Others are thoroughly enjoying their six months of paid, furloughed leave. That’s not good either. They are in for a rude awakening when the scheme comes to an end and they find they are out of a job.
But it sometimes pays to go against the flow, and all my contrarian instincts tell me not just that the Covid hysteria will be largely behind us by early next year, but that the economic rebound may also be somewhat faster than generally assumed.
Start with the old truism that just as in a boom things are never quite as good as they seem, nor are they ever quite as bad as they look in the depths of a crisis. Covid is driving some big structural changes in the economy, but I wonder if they’ll be quite as transformational as made out.
The idea, for instance, that we’ll permanently give up much social spending and instead choose to stay at home with a bottle of wine and a Netflix subscription strikes me as deeply unlikely. Once the pandemic fizzles out, much of this activity will resume.
I’m equally sceptical about the death of the office. Those firms planning substantially to reduce their office space will soon find that home working and Zoom alone are poor substitutes for a lively workplace. A business populated by colleagues who have never physically met is unlikely to function well. Similar predictions were made about the outlook for office space during the financial crisis, and for tower blocks after 9/11. It didn’t last.
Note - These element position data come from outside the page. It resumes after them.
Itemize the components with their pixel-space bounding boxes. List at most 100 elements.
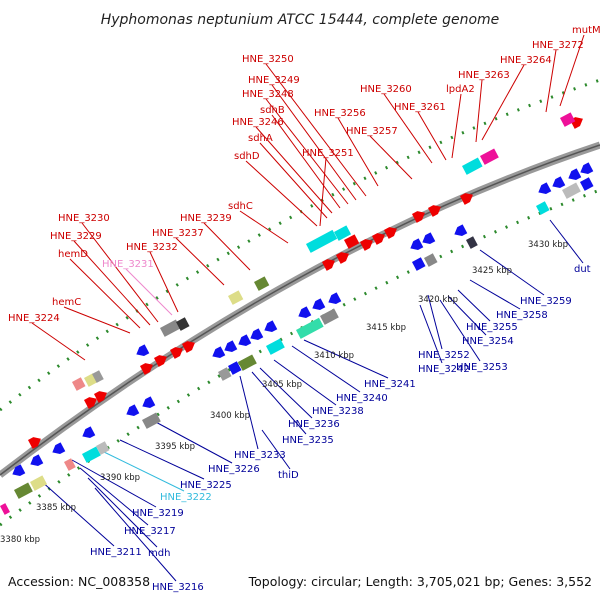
gene-arrow[interactable] — [84, 394, 99, 409]
gene-arrow[interactable] — [10, 464, 26, 478]
gene-arrow[interactable] — [210, 346, 226, 360]
gene-arrow[interactable] — [412, 208, 427, 223]
gene-feature[interactable] — [254, 276, 270, 291]
gene-arrow[interactable] — [566, 168, 582, 182]
gene-arrow[interactable] — [170, 344, 185, 359]
gene-feature[interactable] — [92, 370, 104, 383]
gene-label-reverse[interactable]: HNE_3216 — [152, 582, 204, 593]
gene-feature[interactable] — [142, 412, 161, 429]
gene-label-forward[interactable]: sdhB — [260, 105, 285, 116]
gene-arrow[interactable] — [310, 298, 326, 312]
gene-label-forward[interactable]: hemD — [58, 249, 88, 260]
gene-label-reverse[interactable]: HNE_3211 — [90, 547, 142, 558]
gene-label-reverse[interactable]: HNE_3217 — [124, 526, 176, 537]
gene-feature[interactable] — [30, 475, 48, 491]
gene-arrow[interactable] — [578, 162, 594, 176]
gene-label-reverse[interactable]: HNE_3253 — [456, 362, 508, 373]
gene-label-forward[interactable]: HNE_3251 — [302, 148, 354, 159]
gene-arrow[interactable] — [452, 224, 468, 238]
gene-arrow[interactable] — [428, 202, 443, 217]
gene-label-forward[interactable]: HNE_3263 — [458, 70, 510, 81]
gene-feature[interactable] — [64, 458, 76, 471]
gene-label-reverse[interactable]: HNE_3225 — [180, 480, 232, 491]
gene-feature[interactable] — [580, 177, 594, 191]
gene-feature[interactable] — [0, 503, 10, 515]
gene-feature[interactable] — [334, 225, 352, 241]
gene-arrow[interactable] — [94, 388, 109, 403]
gene-label-forward[interactable]: HNE_3232 — [126, 242, 178, 253]
gene-feature[interactable] — [344, 234, 360, 249]
gene-label-forward[interactable]: HNE_3231 — [102, 259, 154, 270]
gene-feature[interactable] — [218, 367, 232, 381]
gene-arrow[interactable] — [536, 182, 552, 196]
gene-label-reverse[interactable]: HNE_3254 — [462, 336, 514, 347]
gene-label-reverse[interactable]: HNE_3222 — [160, 492, 212, 503]
gene-feature[interactable] — [228, 290, 244, 305]
gene-arrow[interactable] — [28, 454, 44, 468]
gene-arrow[interactable] — [372, 230, 387, 245]
gene-label-reverse[interactable]: HNE_3258 — [496, 310, 548, 321]
gene-label-forward[interactable]: sdhD — [234, 151, 260, 162]
gene-feature[interactable] — [96, 441, 110, 455]
gene-arrow[interactable] — [140, 360, 155, 375]
gene-label-reverse[interactable]: HNE_3238 — [312, 406, 364, 417]
gene-arrow[interactable] — [420, 232, 436, 246]
gene-arrow[interactable] — [50, 442, 66, 456]
gene-feature[interactable] — [412, 257, 426, 271]
gene-label-forward[interactable]: HNE_3260 — [360, 84, 412, 95]
gene-label-reverse[interactable]: thiD — [278, 470, 299, 481]
gene-feature[interactable] — [228, 361, 242, 375]
gene-label-forward[interactable]: HNE_3229 — [50, 231, 102, 242]
gene-label-reverse[interactable]: mdh — [148, 548, 170, 559]
gene-label-reverse[interactable]: HNE_3219 — [132, 508, 184, 519]
gene-label-forward[interactable]: mutM — [572, 25, 600, 36]
gene-arrow[interactable] — [236, 334, 252, 348]
gene-label-forward[interactable]: HNE_3230 — [58, 213, 110, 224]
gene-arrow[interactable] — [296, 306, 312, 320]
gene-label-reverse[interactable]: HNE_3242 — [418, 364, 470, 375]
gene-arrow[interactable] — [124, 404, 140, 418]
gene-label-forward[interactable]: lpdA2 — [446, 84, 475, 95]
gene-arrow[interactable] — [140, 396, 156, 410]
gene-label-forward[interactable]: HNE_3264 — [500, 55, 552, 66]
gene-arrow[interactable] — [360, 236, 375, 251]
gene-arrow[interactable] — [80, 426, 96, 440]
gene-label-forward[interactable]: hemC — [52, 297, 81, 308]
gene-arrow[interactable] — [222, 340, 238, 354]
gene-label-forward[interactable]: HNE_3256 — [314, 108, 366, 119]
gene-label-reverse[interactable]: HNE_3236 — [288, 419, 340, 430]
gene-feature[interactable] — [14, 482, 33, 499]
gene-arrow[interactable] — [248, 328, 264, 342]
gene-feature[interactable] — [266, 338, 285, 355]
gene-feature[interactable] — [466, 236, 478, 249]
gene-label-forward[interactable]: HNE_3246 — [232, 117, 284, 128]
gene-feature[interactable] — [424, 253, 438, 267]
gene-arrow[interactable] — [322, 256, 337, 271]
gene-feature[interactable] — [238, 354, 257, 371]
gene-feature[interactable] — [462, 157, 483, 175]
gene-arrow[interactable] — [336, 249, 351, 264]
gene-feature[interactable] — [82, 446, 101, 463]
gene-label-forward[interactable]: sdhA — [248, 133, 273, 144]
gene-feature[interactable] — [562, 182, 581, 199]
gene-feature[interactable] — [320, 308, 339, 325]
gene-feature[interactable] — [306, 229, 338, 253]
gene-label-forward[interactable]: HNE_3248 — [242, 89, 294, 100]
gene-arrow[interactable] — [326, 292, 342, 306]
gene-label-forward[interactable]: HNE_3224 — [8, 313, 60, 324]
gene-label-forward[interactable]: HNE_3261 — [394, 102, 446, 113]
gene-label-forward[interactable]: HNE_3257 — [346, 126, 398, 137]
gene-feature[interactable] — [72, 377, 86, 391]
gene-label-reverse[interactable]: HNE_3233 — [234, 450, 286, 461]
gene-arrow[interactable] — [262, 320, 278, 334]
gene-arrow[interactable] — [182, 338, 197, 353]
gene-feature[interactable] — [536, 201, 550, 215]
gene-label-forward[interactable]: HNE_3237 — [152, 228, 204, 239]
gene-arrow[interactable] — [134, 344, 150, 358]
gene-label-reverse[interactable]: HNE_3252 — [418, 350, 470, 361]
gene-label-reverse[interactable]: HNE_3259 — [520, 296, 572, 307]
gene-feature[interactable] — [480, 148, 499, 165]
gene-label-reverse[interactable]: HNE_3241 — [364, 379, 416, 390]
gene-label-forward[interactable]: HNE_3250 — [242, 54, 294, 65]
gene-label-forward[interactable]: sdhC — [228, 201, 253, 212]
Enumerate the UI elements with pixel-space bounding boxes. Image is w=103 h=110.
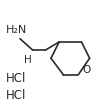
Text: H: H — [24, 55, 32, 65]
Text: HCl: HCl — [6, 89, 26, 102]
Text: HCl: HCl — [6, 72, 26, 85]
Text: O: O — [82, 65, 91, 75]
Text: H₂N: H₂N — [6, 25, 27, 35]
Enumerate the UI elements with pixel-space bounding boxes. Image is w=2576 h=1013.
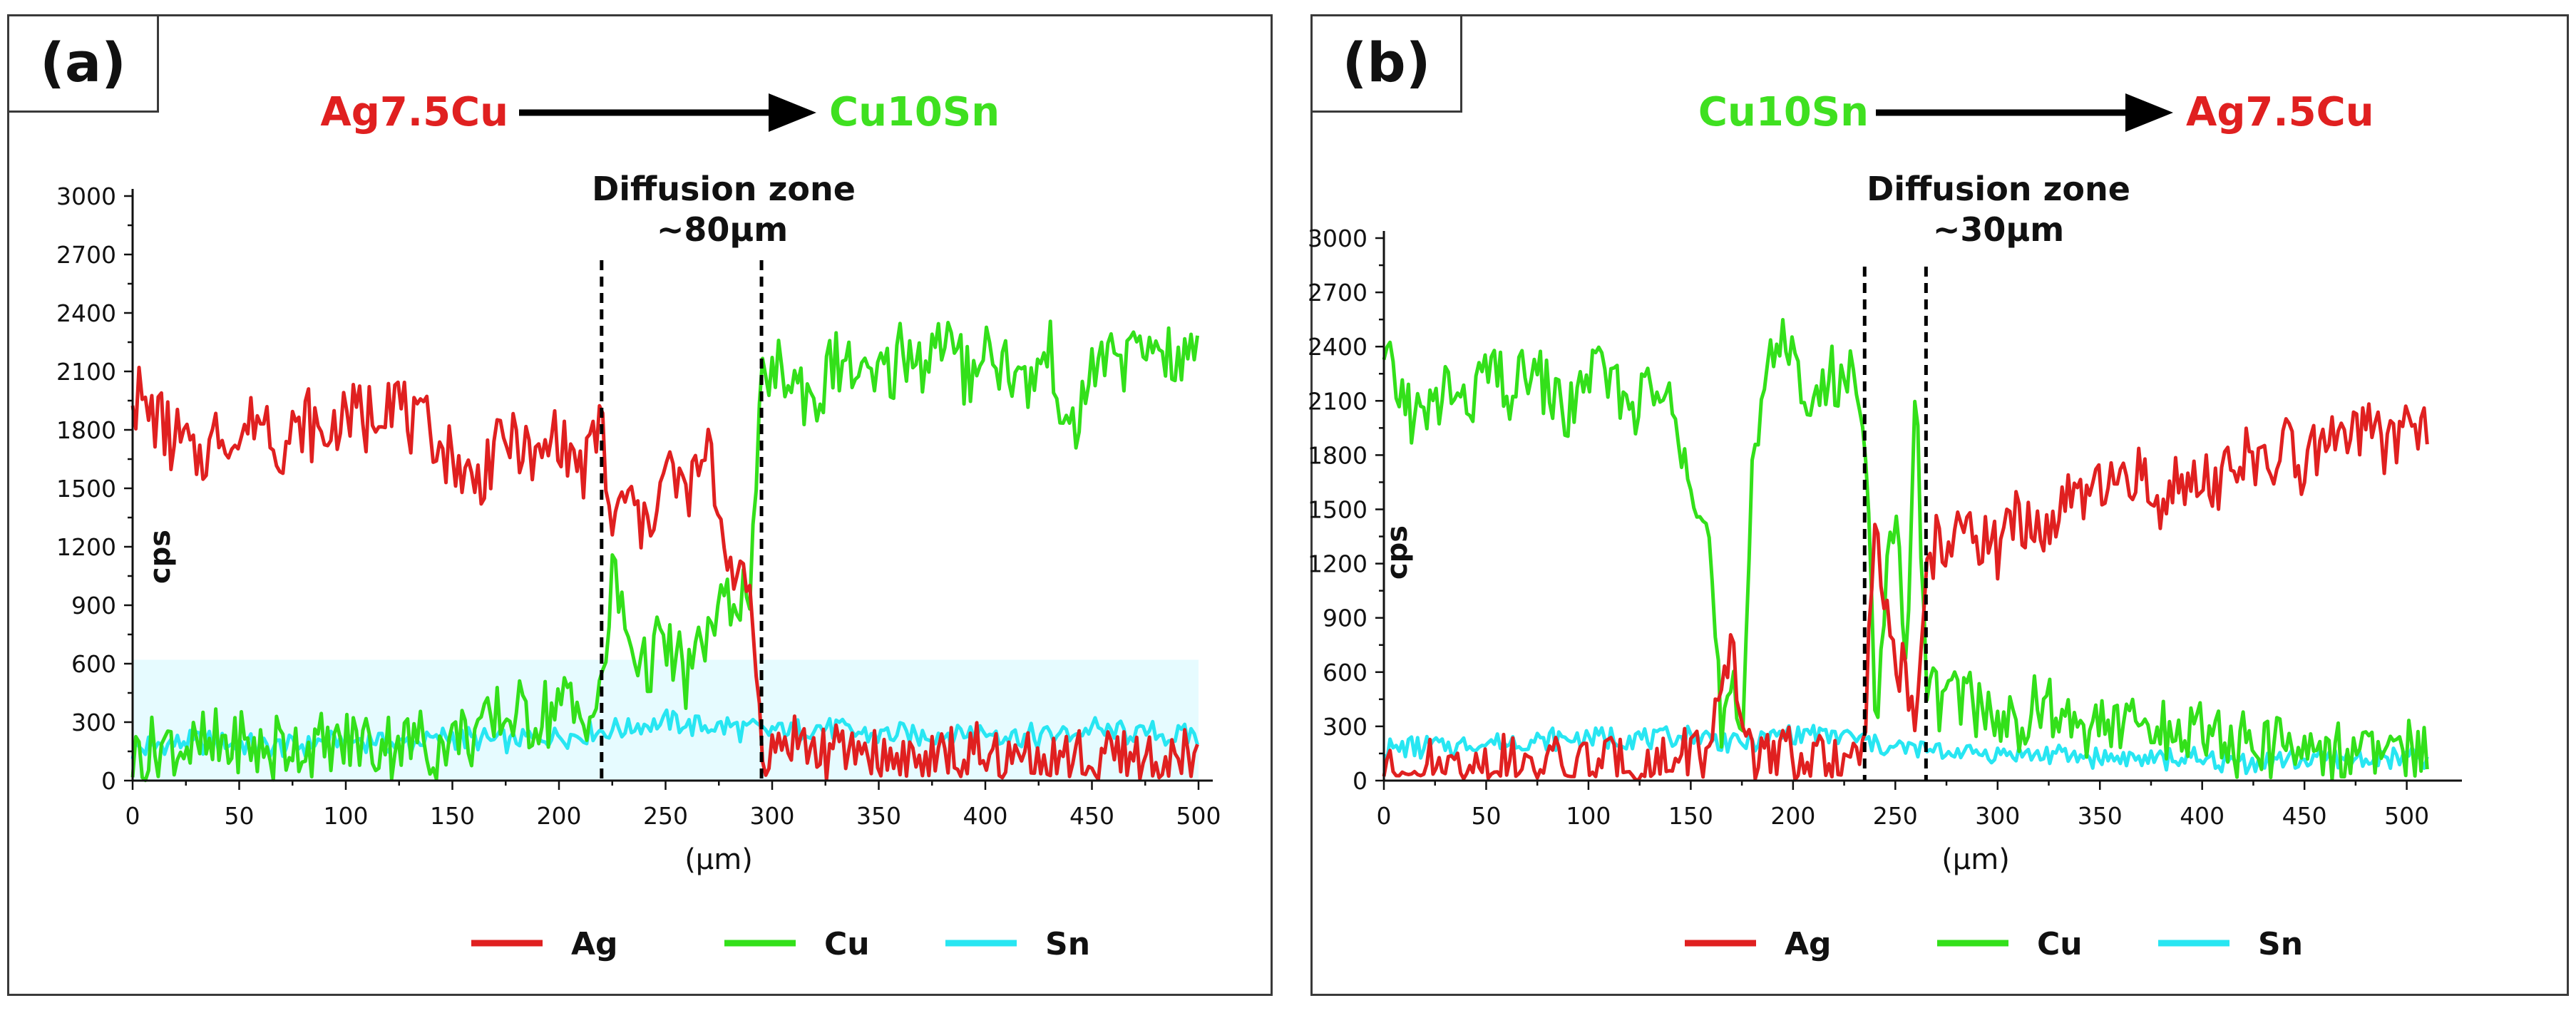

Human beings are social animals. They go to the office as much for the camaraderie, the recreation, and the social contact of city life as to earn a living. The same goes for mass, overseas tourism. This will resume as soon as it is allowed.
Obviously, some part of the imposed behavioural changes we have seen in lockdown will stick; many businesses won’t survive the upheaval. But as confidence returns, others will fast take their place.
Unlike 2008, there is no problem with the banks, or their ability to lend to the economy. Equity markets are equally happy to refinance essentially sound companies. Unemployment will undoubtedly rise as furlough ends, but probably not by nearly as much as some of the scarier predictions would have you believe.
Many of those who lose their jobs will choose to become economically inactive, and quite a lot of our migrant workers will return home. Both the UK labour market and the economy are far more flexible than we give it credit for.
Savings have soared during the pandemic, indicating a high degree of pent up demand. This money will come flooding back into the economy once the outlook is more certain.
For now, it is the contrary, pessimistic case that tends to dominate the wider, media conversation. The data, both on the disease – which adjusted for more extensive testing, focused as it is on hotspots, points to a flat or even declining infection rate – and the economy – which indicates a continued, sharp, real time pickup in activity – suggests otherwise.